Base plate 12a can be made of a similar material and in a similar manner as separator plate 2 in Figure 2. However, the forming process may be substantially simpler because the air flow fields now are not formed thereon. Also, as explained below, base plate 12a may be made significantly thinner than separator plate 2 of Figures 1 and 2.

Corrugated plate 12b is generally made of a suitable thin metal sheet for use in such fuel cell applications. The choice of materials and methods of corrugating such sheets is well known to those of skill in the art. As shown in Figures 3a and 3b, corrugated sheet 12b is formed into roughly a square wave shape. However, a variety of corrugation shapes may be employed instead. Channels 17 (created on the lower major surface of corrugated plate 12b) serve as the air flow field channels in this improved design. Channels 18 (created on the upper major surface of corrugated plate 12b), together with base plate 12a, define air cooling channels 19 through composite bipolar separator plate 12.

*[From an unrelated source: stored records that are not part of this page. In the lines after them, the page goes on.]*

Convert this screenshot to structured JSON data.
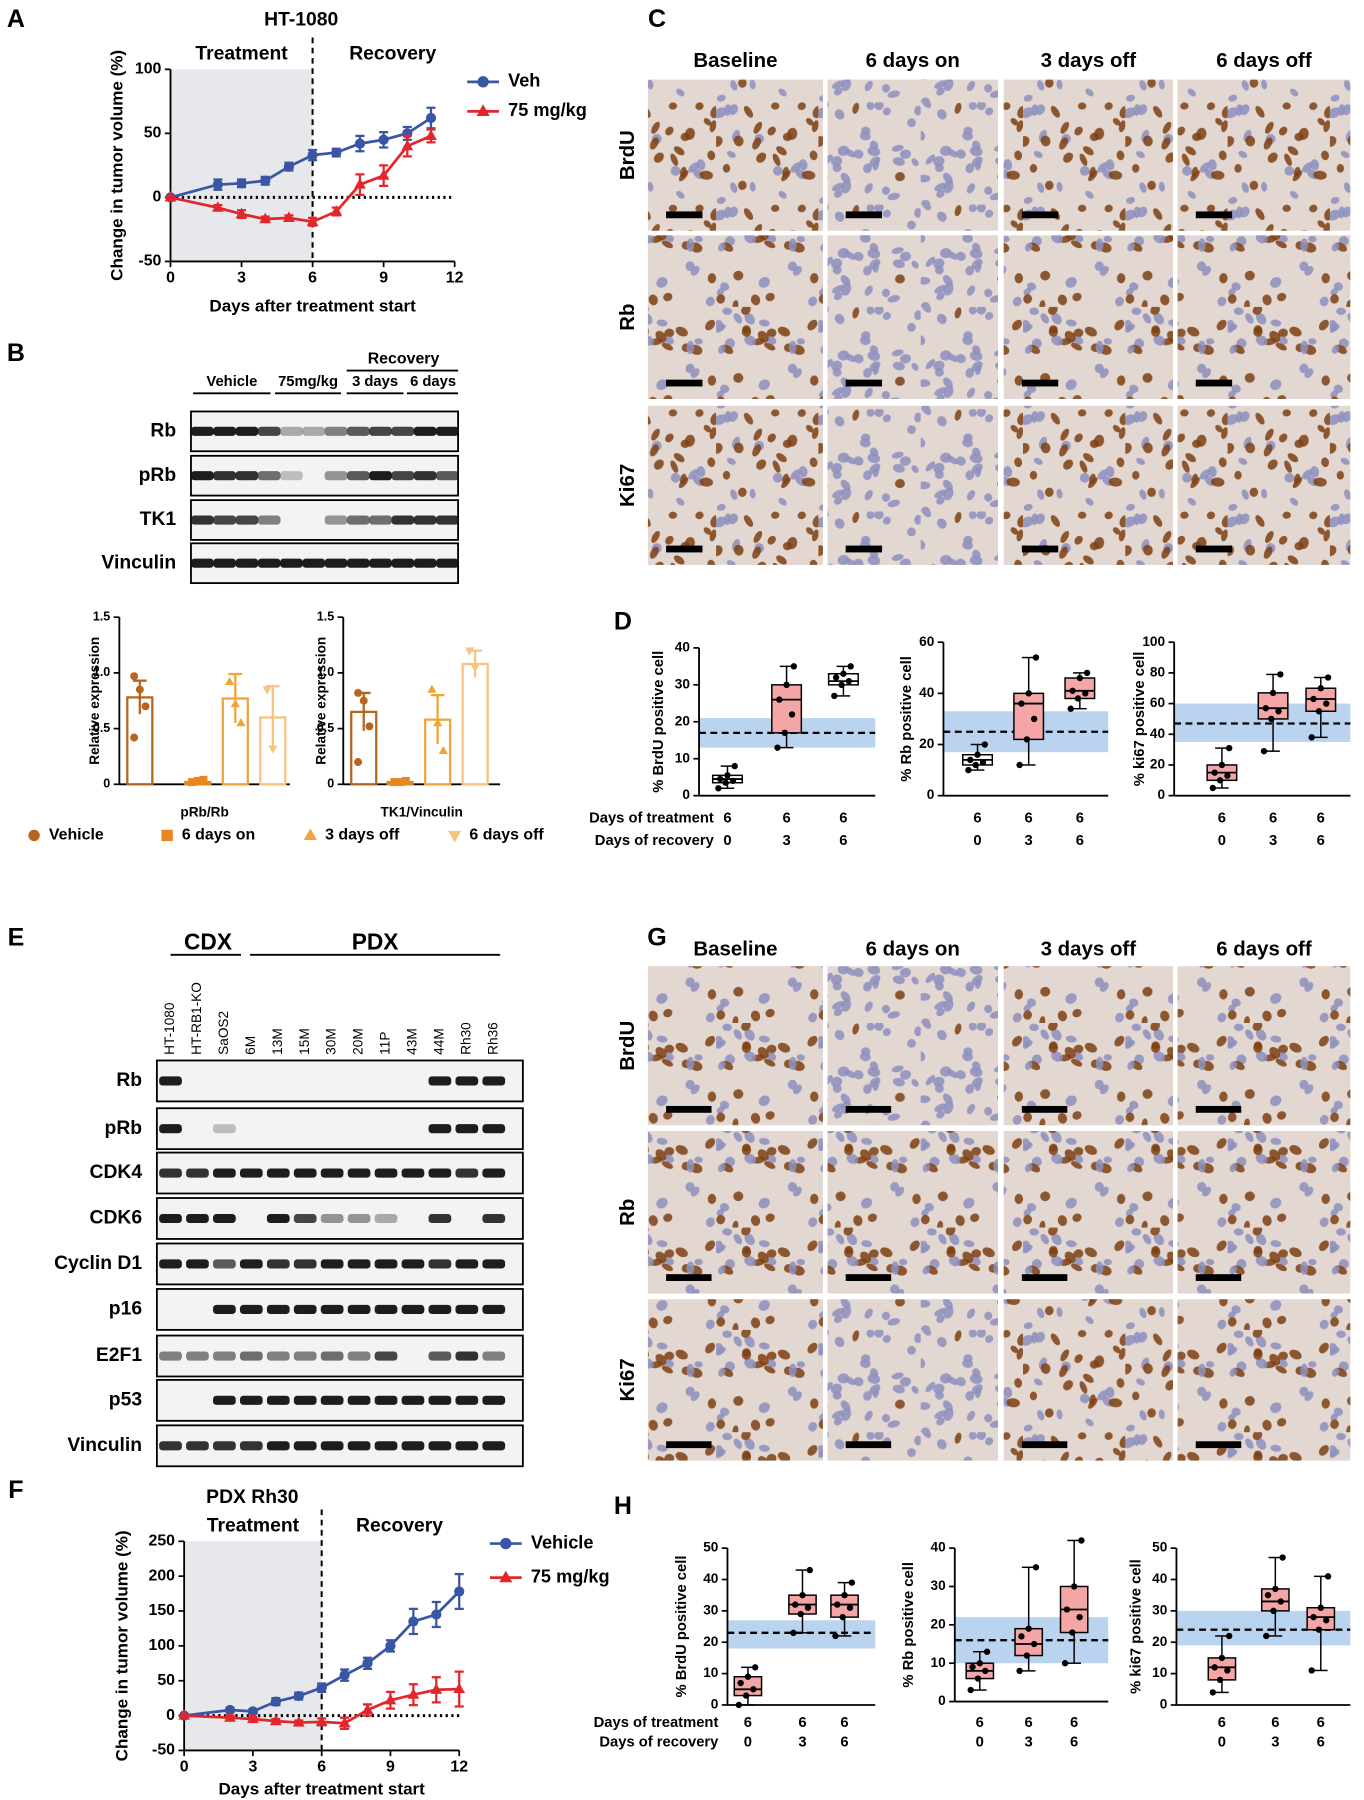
{
  "panel_letters": [
    "A",
    "B",
    "C",
    "D",
    "E",
    "F",
    "G",
    "H"
  ],
  "blot_b": {
    "lane_groups": [
      "Vehicle",
      "75mg/kg",
      "3 days",
      "6 days"
    ],
    "recovery": "Recovery",
    "rows": [
      "Rb",
      "pRb",
      "TK1",
      "Vinculin"
    ]
  },
  "blot_e": {
    "groups": [
      "CDX",
      "PDX"
    ],
    "lanes": [
      {
        "label": "HT-1080",
        "color": "#000000"
      },
      {
        "label": "HT-RB1-KO",
        "color": "#000000"
      },
      {
        "label": "SaOS2",
        "color": "#000000"
      },
      {
        "label": "6M",
        "color": "#000000"
      },
      {
        "label": "13M",
        "color": "#000000"
      },
      {
        "label": "15M",
        "color": "#000000"
      },
      {
        "label": "30M",
        "color": "#000000"
      },
      {
        "label": "20M",
        "color": "#000000"
      },
      {
        "label": "11P",
        "color": "#000000"
      },
      {
        "label": "43M",
        "color": "#000000"
      },
      {
        "label": "44M",
        "color": "#e0282e"
      },
      {
        "label": "Rh30",
        "color": "#e0282e"
      },
      {
        "label": "Rh36",
        "color": "#e0282e"
      }
    ],
    "rows": [
      "Rb",
      "pRb",
      "CDK4",
      "CDK6",
      "Cyclin D1",
      "p16",
      "E2F1",
      "p53",
      "Vinculin"
    ]
  },
  "ihc_c": {
    "columns": [
      "Baseline",
      "6 days on",
      "3 days off",
      "6 days off"
    ],
    "rows": [
      "BrdU",
      "Rb",
      "Ki67"
    ]
  },
  "ihc_g": {
    "columns": [
      "Baseline",
      "6 days on",
      "3 days off",
      "6 days off"
    ],
    "rows": [
      "BrdU",
      "Rb",
      "Ki67"
    ]
  },
  "chart_data": [
    {
      "type": "line",
      "title": "HT-1080",
      "xlabel": "Days after treatment start",
      "ylabel": "Change in tumor volume (%)",
      "annotations": [
        "Treatment",
        "Recovery"
      ],
      "shade_x": [
        0,
        6
      ],
      "xlim": [
        0,
        12
      ],
      "xticks": [
        0,
        3,
        6,
        9,
        12
      ],
      "ylim": [
        -50,
        100
      ],
      "yticks": [
        -50,
        0,
        50,
        100
      ],
      "x": [
        0,
        2,
        3,
        4,
        5,
        6,
        7,
        8,
        9,
        10,
        11
      ],
      "series": [
        {
          "name": "Veh",
          "color": "#3a55a4",
          "marker": "circle",
          "values": [
            0,
            10,
            11,
            13,
            24,
            33,
            35,
            42,
            45,
            50,
            62
          ],
          "errors": [
            0,
            4,
            3,
            3,
            3,
            4,
            3,
            6,
            6,
            5,
            8
          ]
        },
        {
          "name": "75 mg/kg",
          "color": "#e3262b",
          "marker": "triangle",
          "values": [
            0,
            -8,
            -13,
            -17,
            -16,
            -19,
            -11,
            10,
            17,
            40,
            48
          ],
          "errors": [
            0,
            2,
            3,
            2,
            2,
            3,
            3,
            8,
            8,
            8,
            5
          ]
        }
      ]
    },
    {
      "type": "bar",
      "xlabel": "pRb/Rb",
      "ylabel": "Relative expression",
      "ylim": [
        0,
        1.5
      ],
      "yticks": [
        0,
        0.5,
        {
          "value": 1,
          "label": "1.0"
        },
        1.5
      ],
      "series": [
        {
          "name": "Vehicle",
          "color": "#b5651d",
          "marker": "circle",
          "values": [
            0.78
          ],
          "errors": [
            0.15
          ],
          "points": [
            [
              0.97,
              0.85,
              0.7,
              0.42
            ]
          ]
        },
        {
          "name": "6 days on",
          "color": "#e8861f",
          "marker": "square",
          "values": [
            0.02
          ],
          "errors": [
            0.01
          ],
          "points": [
            [
              0.02,
              0.03,
              0.04
            ]
          ]
        },
        {
          "name": "3 days off",
          "color": "#f2a43a",
          "marker": "triangle",
          "values": [
            0.77
          ],
          "errors": [
            0.22
          ],
          "points": [
            [
              0.92,
              0.72,
              0.55
            ]
          ]
        },
        {
          "name": "6 days off",
          "color": "#f6c47e",
          "marker": "triangle-down",
          "values": [
            0.6
          ],
          "errors": [
            0.28
          ],
          "points": [
            [
              0.85,
              0.32
            ]
          ]
        }
      ]
    },
    {
      "type": "bar",
      "xlabel": "TK1/Vinculin",
      "ylabel": "Relative expression",
      "ylim": [
        0,
        1.5
      ],
      "yticks": [
        0,
        0.5,
        {
          "value": 1,
          "label": "1.0"
        },
        1.5
      ],
      "series": [
        {
          "color": "#b5651d",
          "marker": "circle",
          "values": [
            0.65
          ],
          "errors": [
            0.17
          ],
          "points": [
            [
              0.82,
              0.75,
              0.52,
              0.2
            ]
          ]
        },
        {
          "color": "#e8861f",
          "marker": "square",
          "values": [
            0.02
          ],
          "errors": [
            0.01
          ],
          "points": [
            [
              0.02,
              0.02,
              0.03
            ]
          ]
        },
        {
          "color": "#f2a43a",
          "marker": "triangle",
          "values": [
            0.58
          ],
          "errors": [
            0.22
          ],
          "points": [
            [
              0.85,
              0.55,
              0.3
            ]
          ]
        },
        {
          "color": "#f6c47e",
          "marker": "triangle-down",
          "values": [
            1.08
          ],
          "errors": [
            0.12
          ],
          "points": [
            [
              1.2,
              1.05
            ]
          ]
        }
      ]
    },
    {
      "type": "box",
      "ylabel": "% BrdU positive cell",
      "row_labels": [
        "Days of treatment",
        "Days of recovery"
      ],
      "treatment_days": [
        6,
        6,
        6
      ],
      "recovery_days": [
        0,
        3,
        6
      ],
      "ylim": [
        0,
        40
      ],
      "yticks": [
        0,
        10,
        20,
        30,
        40
      ],
      "reference_band": [
        13,
        21
      ],
      "reference_line": 17,
      "band_color": "#a9c9ec",
      "box_colors": [
        "#ffffff",
        "#f4a6a6",
        "#ffffff"
      ],
      "boxes": [
        {
          "min": 2,
          "q1": 3.5,
          "median": 4.5,
          "q3": 5.5,
          "max": 8,
          "points": [
            2,
            3.5,
            4,
            4.5,
            5.5,
            8
          ]
        },
        {
          "min": 13,
          "q1": 17,
          "median": 26,
          "q3": 30,
          "max": 35,
          "points": [
            13,
            17,
            22,
            26,
            30,
            35
          ]
        },
        {
          "min": 27,
          "q1": 30,
          "median": 31,
          "q3": 33,
          "max": 35,
          "points": [
            27,
            30,
            31,
            32,
            33,
            35
          ]
        }
      ]
    },
    {
      "type": "box",
      "ylabel": "% Rb positive cell",
      "treatment_days": [
        6,
        6,
        6
      ],
      "recovery_days": [
        0,
        3,
        6
      ],
      "ylim": [
        0,
        60
      ],
      "yticks": [
        0,
        20,
        40,
        60
      ],
      "reference_band": [
        17,
        33
      ],
      "reference_line": 25,
      "band_color": "#a9c9ec",
      "box_colors": [
        "#ffffff",
        "#f4a6a6",
        "#f4a6a6"
      ],
      "boxes": [
        {
          "min": 10,
          "q1": 12,
          "median": 14,
          "q3": 16,
          "max": 20,
          "points": [
            10,
            12,
            13,
            14,
            16,
            20
          ]
        },
        {
          "min": 12,
          "q1": 22,
          "median": 36,
          "q3": 40,
          "max": 54,
          "points": [
            12,
            22,
            30,
            36,
            40,
            54
          ]
        },
        {
          "min": 34,
          "q1": 38,
          "median": 41,
          "q3": 46,
          "max": 48,
          "points": [
            34,
            38,
            40,
            41,
            46,
            48
          ]
        }
      ]
    },
    {
      "type": "box",
      "ylabel": "% ki67 positive cell",
      "treatment_days": [
        6,
        6,
        6
      ],
      "recovery_days": [
        0,
        3,
        6
      ],
      "ylim": [
        0,
        100
      ],
      "yticks": [
        0,
        20,
        40,
        60,
        80,
        100
      ],
      "reference_band": [
        35,
        60
      ],
      "reference_line": 47,
      "band_color": "#a9c9ec",
      "box_colors": [
        "#f4a6a6",
        "#f4a6a6",
        "#f4a6a6"
      ],
      "boxes": [
        {
          "min": 5,
          "q1": 10,
          "median": 15,
          "q3": 20,
          "max": 31,
          "points": [
            5,
            10,
            13,
            15,
            20,
            31
          ]
        },
        {
          "min": 29,
          "q1": 50,
          "median": 57,
          "q3": 67,
          "max": 79,
          "points": [
            29,
            50,
            55,
            57,
            67,
            79
          ]
        },
        {
          "min": 38,
          "q1": 55,
          "median": 63,
          "q3": 70,
          "max": 77,
          "points": [
            38,
            55,
            60,
            63,
            70,
            77
          ]
        }
      ]
    },
    {
      "type": "line",
      "title": "PDX Rh30",
      "xlabel": "Days after treatment start",
      "ylabel": "Change in tumor volume (%)",
      "annotations": [
        "Treatment",
        "Recovery"
      ],
      "shade_x": [
        0,
        6
      ],
      "xlim": [
        0,
        12
      ],
      "xticks": [
        0,
        3,
        6,
        9,
        12
      ],
      "ylim": [
        -50,
        250
      ],
      "yticks": [
        -50,
        0,
        50,
        100,
        150,
        200,
        250
      ],
      "x": [
        0,
        2,
        3,
        4,
        5,
        6,
        7,
        8,
        9,
        10,
        11,
        12
      ],
      "series": [
        {
          "name": "Vehicle",
          "color": "#3a55a4",
          "marker": "circle",
          "values": [
            0,
            8,
            6,
            20,
            28,
            40,
            58,
            75,
            100,
            135,
            145,
            178
          ],
          "errors": [
            0,
            3,
            3,
            5,
            5,
            6,
            8,
            8,
            8,
            18,
            18,
            25
          ]
        },
        {
          "name": "75 mg/kg",
          "color": "#e3262b",
          "marker": "triangle",
          "values": [
            0,
            -3,
            -5,
            -8,
            -10,
            -9,
            -11,
            8,
            22,
            30,
            37,
            38
          ],
          "errors": [
            0,
            3,
            3,
            3,
            3,
            5,
            8,
            8,
            12,
            15,
            18,
            25
          ]
        }
      ]
    },
    {
      "type": "box",
      "ylabel": "% BrdU positive cell",
      "row_labels": [
        "Days of treatment",
        "Days of recovery"
      ],
      "treatment_days": [
        6,
        6,
        6
      ],
      "recovery_days": [
        0,
        3,
        6
      ],
      "ylim": [
        0,
        50
      ],
      "yticks": [
        0,
        10,
        20,
        30,
        40,
        50
      ],
      "reference_band": [
        18,
        27
      ],
      "reference_line": 23,
      "band_color": "#a9c9ec",
      "box_colors": [
        "#f4a6a6",
        "#f4a6a6",
        "#f4a6a6"
      ],
      "boxes": [
        {
          "min": 0,
          "q1": 3,
          "median": 5,
          "q3": 9,
          "max": 12,
          "points": [
            0,
            3,
            5,
            7,
            9,
            12
          ]
        },
        {
          "min": 23,
          "q1": 29,
          "median": 32,
          "q3": 35,
          "max": 43,
          "points": [
            23,
            29,
            31,
            32,
            35,
            43
          ]
        },
        {
          "min": 22,
          "q1": 28,
          "median": 32,
          "q3": 35,
          "max": 39,
          "points": [
            22,
            28,
            31,
            32,
            35,
            39
          ]
        }
      ]
    },
    {
      "type": "box",
      "ylabel": "% Rb positive cell",
      "treatment_days": [
        6,
        6,
        6
      ],
      "recovery_days": [
        0,
        3,
        6
      ],
      "ylim": [
        0,
        40
      ],
      "yticks": [
        0,
        10,
        20,
        30,
        40
      ],
      "reference_band": [
        10,
        22
      ],
      "reference_line": 16,
      "band_color": "#a9c9ec",
      "box_colors": [
        "#f4a6a6",
        "#f4a6a6",
        "#f4a6a6"
      ],
      "boxes": [
        {
          "min": 3,
          "q1": 6,
          "median": 8,
          "q3": 10,
          "max": 13,
          "points": [
            3,
            6,
            8,
            9,
            10,
            13
          ]
        },
        {
          "min": 8,
          "q1": 12,
          "median": 15,
          "q3": 19,
          "max": 35,
          "points": [
            8,
            12,
            15,
            17,
            19,
            35
          ]
        },
        {
          "min": 10,
          "q1": 18,
          "median": 24,
          "q3": 30,
          "max": 42,
          "points": [
            10,
            18,
            22,
            24,
            30,
            42
          ]
        }
      ]
    },
    {
      "type": "box",
      "ylabel": "% ki67 positive cell",
      "treatment_days": [
        6,
        6,
        6
      ],
      "recovery_days": [
        0,
        3,
        6
      ],
      "ylim": [
        0,
        50
      ],
      "yticks": [
        0,
        10,
        20,
        30,
        40,
        50
      ],
      "reference_band": [
        19,
        30
      ],
      "reference_line": 24,
      "band_color": "#a9c9ec",
      "box_colors": [
        "#f4a6a6",
        "#f4a6a6",
        "#f4a6a6"
      ],
      "boxes": [
        {
          "min": 4,
          "q1": 8,
          "median": 12,
          "q3": 15,
          "max": 22,
          "points": [
            4,
            8,
            11,
            12,
            15,
            22
          ]
        },
        {
          "min": 22,
          "q1": 30,
          "median": 33,
          "q3": 37,
          "max": 47,
          "points": [
            22,
            30,
            33,
            35,
            37,
            47
          ]
        },
        {
          "min": 11,
          "q1": 24,
          "median": 28,
          "q3": 31,
          "max": 41,
          "points": [
            11,
            24,
            27,
            28,
            31,
            41
          ]
        }
      ]
    }
  ]
}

The total air cooling capacity in a fuel cell comprising the improved composite bipolar separator plate depends on the total cross sectional area provided by both channels 17 and air cooling channels 19. Thus, with regard to air cooling requirements, composite plate 12 can substitute for separator plate 2 in Figure 2 if, roughly speaking, the combined cross sectional area of channels 17 and 19 is equal to or greater than that of air flow field channels 7 in Figure 2. And, with regard to air reactant requirements, composite plate 12 can substitute for separator plate 2 if the cross sectional area of channels 17 meets the minimum requirements for the fuel cell application.

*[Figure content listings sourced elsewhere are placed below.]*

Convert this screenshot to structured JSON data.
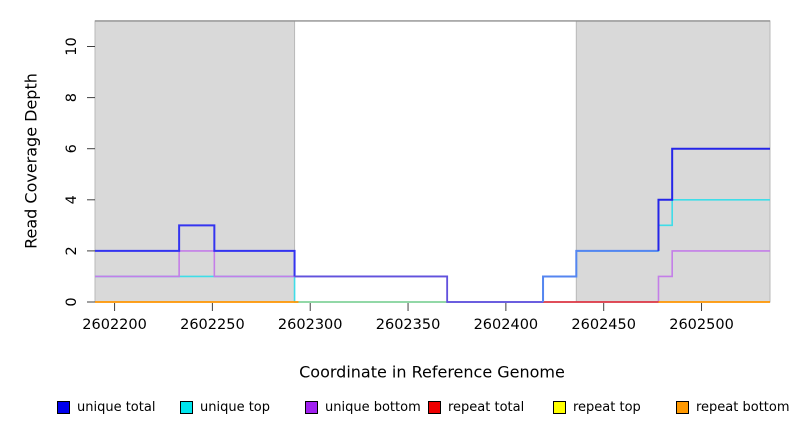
{
  "figure": {
    "x_axis_title": "Coordinate in Reference Genome",
    "y_axis_title": "Read Coverage Depth"
  },
  "chart_data": {
    "type": "line",
    "subtype": "step-coverage-plot",
    "title": "",
    "xlabel": "Coordinate in Reference Genome",
    "ylabel": "Read Coverage Depth",
    "xlim": [
      2602190,
      2602535
    ],
    "ylim": [
      0,
      11.3
    ],
    "grid": false,
    "legend_position": "bottom",
    "x_ticks": [
      2602200,
      2602250,
      2602300,
      2602350,
      2602400,
      2602450,
      2602500
    ],
    "y_ticks": [
      0,
      2,
      4,
      6,
      8,
      10
    ],
    "reference_line_y": 11,
    "shaded_regions": [
      {
        "from": 2602190,
        "to": 2602292,
        "fill": "#d9d9d9"
      },
      {
        "from": 2602436,
        "to": 2602535,
        "fill": "#d9d9d9"
      }
    ],
    "series": [
      {
        "name": "unique total",
        "color": "#0000ee",
        "runs": [
          {
            "from": 2602190,
            "to": 2602233,
            "value": 2
          },
          {
            "from": 2602233,
            "to": 2602251,
            "value": 3
          },
          {
            "from": 2602251,
            "to": 2602292,
            "value": 2
          },
          {
            "from": 2602292,
            "to": 2602370,
            "value": 1
          },
          {
            "from": 2602370,
            "to": 2602419,
            "value": 0
          },
          {
            "from": 2602419,
            "to": 2602436,
            "value": 1
          },
          {
            "from": 2602436,
            "to": 2602478,
            "value": 2
          },
          {
            "from": 2602478,
            "to": 2602485,
            "value": 4
          },
          {
            "from": 2602485,
            "to": 2602535,
            "value": 6
          }
        ]
      },
      {
        "name": "unique top",
        "color": "#00e5ee",
        "runs": [
          {
            "from": 2602190,
            "to": 2602292,
            "value": 1
          },
          {
            "from": 2602292,
            "to": 2602419,
            "value": 0
          },
          {
            "from": 2602419,
            "to": 2602436,
            "value": 1
          },
          {
            "from": 2602436,
            "to": 2602478,
            "value": 2
          },
          {
            "from": 2602478,
            "to": 2602485,
            "value": 3
          },
          {
            "from": 2602485,
            "to": 2602535,
            "value": 4
          }
        ]
      },
      {
        "name": "unique bottom",
        "color": "#a020f0",
        "runs": [
          {
            "from": 2602190,
            "to": 2602233,
            "value": 1
          },
          {
            "from": 2602233,
            "to": 2602251,
            "value": 2
          },
          {
            "from": 2602251,
            "to": 2602370,
            "value": 1
          },
          {
            "from": 2602370,
            "to": 2602478,
            "value": 0
          },
          {
            "from": 2602478,
            "to": 2602485,
            "value": 1
          },
          {
            "from": 2602485,
            "to": 2602535,
            "value": 2
          }
        ]
      },
      {
        "name": "repeat total",
        "color": "#ee0000",
        "runs": [
          {
            "from": 2602190,
            "to": 2602535,
            "value": 0
          }
        ]
      },
      {
        "name": "repeat top",
        "color": "#ffff00",
        "runs": [
          {
            "from": 2602190,
            "to": 2602535,
            "value": 0
          }
        ]
      },
      {
        "name": "repeat bottom",
        "color": "#ff9900",
        "runs": [
          {
            "from": 2602190,
            "to": 2602535,
            "value": 0
          }
        ]
      }
    ],
    "legend": [
      {
        "label": "unique total",
        "color": "#0000ee"
      },
      {
        "label": "unique top",
        "color": "#00e5ee"
      },
      {
        "label": "unique bottom",
        "color": "#a020f0"
      },
      {
        "label": "repeat total",
        "color": "#ee0000"
      },
      {
        "label": "repeat top",
        "color": "#ffff00"
      },
      {
        "label": "repeat bottom",
        "color": "#ff9900"
      }
    ],
    "draw": {
      "region_stroke": "#b9b9b9",
      "reference_line_color": "#8f8f8f",
      "polylines": [
        {
          "name": "unique-top-line",
          "color": "#3fdde8",
          "width": 1.6,
          "pts": [
            [
              2602190,
              1
            ],
            [
              2602292,
              1
            ],
            [
              2602292,
              0
            ],
            [
              2602419,
              0
            ],
            [
              2602419,
              1
            ],
            [
              2602436,
              1
            ],
            [
              2602436,
              2
            ],
            [
              2602478,
              2
            ],
            [
              2602478,
              3
            ],
            [
              2602485,
              3
            ],
            [
              2602485,
              4
            ],
            [
              2602535,
              4
            ]
          ]
        },
        {
          "name": "unique-bottom-line",
          "color": "#c47ee8",
          "width": 1.6,
          "pts": [
            [
              2602190,
              1
            ],
            [
              2602233,
              1
            ],
            [
              2602233,
              2
            ],
            [
              2602251,
              2
            ],
            [
              2602251,
              1
            ],
            [
              2602370,
              1
            ],
            [
              2602370,
              0
            ],
            [
              2602478,
              0
            ],
            [
              2602478,
              1
            ],
            [
              2602485,
              1
            ],
            [
              2602485,
              2
            ],
            [
              2602535,
              2
            ]
          ]
        },
        {
          "name": "baseline-repeat-bottom-left",
          "color": "#ff9500",
          "width": 1.8,
          "pts": [
            [
              2602190,
              0
            ],
            [
              2602294,
              0
            ]
          ]
        },
        {
          "name": "baseline-repeat-blend",
          "color": "#8ed08e",
          "width": 1.4,
          "pts": [
            [
              2602294,
              0
            ],
            [
              2602370,
              0
            ]
          ]
        },
        {
          "name": "baseline-repeat-total",
          "color": "#e02828",
          "width": 1.4,
          "pts": [
            [
              2602419,
              0
            ],
            [
              2602478,
              0
            ]
          ]
        },
        {
          "name": "baseline-repeat-bottom-right",
          "color": "#ff9500",
          "width": 1.8,
          "pts": [
            [
              2602478,
              0
            ],
            [
              2602535,
              0
            ]
          ]
        },
        {
          "name": "unique-total-left",
          "color": "#3434f0",
          "width": 2,
          "pts": [
            [
              2602190,
              2
            ],
            [
              2602233,
              2
            ],
            [
              2602233,
              3
            ],
            [
              2602251,
              3
            ],
            [
              2602251,
              2
            ],
            [
              2602292,
              2
            ],
            [
              2602292,
              1
            ]
          ]
        },
        {
          "name": "unique-total-mid",
          "color": "#6152dd",
          "width": 1.8,
          "pts": [
            [
              2602292,
              1
            ],
            [
              2602370,
              1
            ],
            [
              2602370,
              0
            ],
            [
              2602419,
              0
            ]
          ]
        },
        {
          "name": "unique-total-rise",
          "color": "#5585f0",
          "width": 2,
          "pts": [
            [
              2602419,
              0
            ],
            [
              2602419,
              1
            ],
            [
              2602436,
              1
            ],
            [
              2602436,
              2
            ],
            [
              2602478,
              2
            ]
          ]
        },
        {
          "name": "unique-total-right",
          "color": "#2525e8",
          "width": 2,
          "pts": [
            [
              2602478,
              2
            ],
            [
              2602478,
              4
            ],
            [
              2602485,
              4
            ],
            [
              2602485,
              6
            ],
            [
              2602535,
              6
            ]
          ]
        }
      ]
    }
  }
}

Thus, depending on the situation, the cross sectional area of air flow field channels 17 may be made significantly smaller than channels 7, without sacrificing overall cooling capacity. In particular, the height of channels 17, and hence the thickness of composite plate 12, can be made significantly smaller than the thickness of separator plate 2. The composite bipolar separator plate thus offers the advantages of a reduction in plate thickness as well as enhancing ease of manufacturing of the base plate component.

The following example is provided to illustrate certain aspects and embodiments of the invention but should not be construed as limiting in any way.

EXAMPLE

A prior art, single piece, impregnated carbon, bipolar separator plate such as depicted in Figure 2 can be about 5.0 mm thick overall with air channels that are roughly triangularly shaped with a cross sectional area of 4.4 mm ² . The openings of the air channels can be 2.2 mm wide with the adjacent peaks of the plate 1.3 mm wide.

The prior art plate can be replaced with a composite plate comprising a 3.5 mm thick (as opposed to 5.0 mm thick), impregnated carbon base plate to which is attached an inset corrugated metal plate as depicted in Figures 3 a and 3b. The composite plate can be made of an appropriate 0.15 mm thick metal sheet (although thinner sheets could be used) and is formed roughly into a square wave shape of 1.5 mm amplitude (the outside dimensions). The openings of the air channels and the widths of the adjacent square wave peaks are taken to be similar in dimension to the prior art plate. Air cooling is now provided through both the oxidant and the cooling channels defined by the corrugated plate. The cross sectional area available for the flow of cooling air in a combined oxidant and adjacent cooling channel is now 4.6 mm ² (i.e., greater than that in the prior art plate above).

This example illustrates that a composite bipolar plate can be made significantly thinner than the prior art plate, using components with appropriate dimensions, and while providing equal or better cooling capacity.

All of the above U.S. patents, U.S. patent application publications, U.S. patent applications, foreign patents, foreign patent applications and non-patent publications referred to in this specification and/or listed in the Application Data Sheet, are incorporated herein by reference, in their entirety.

While particular elements, embodiments, and applications of the present invention have been shown and described, it will be understood that the invention is not limited thereto since modifications may be made by those skilled in the art without departing from the spirit and scope of the present disclosure, particularly in light of the foregoing teachings.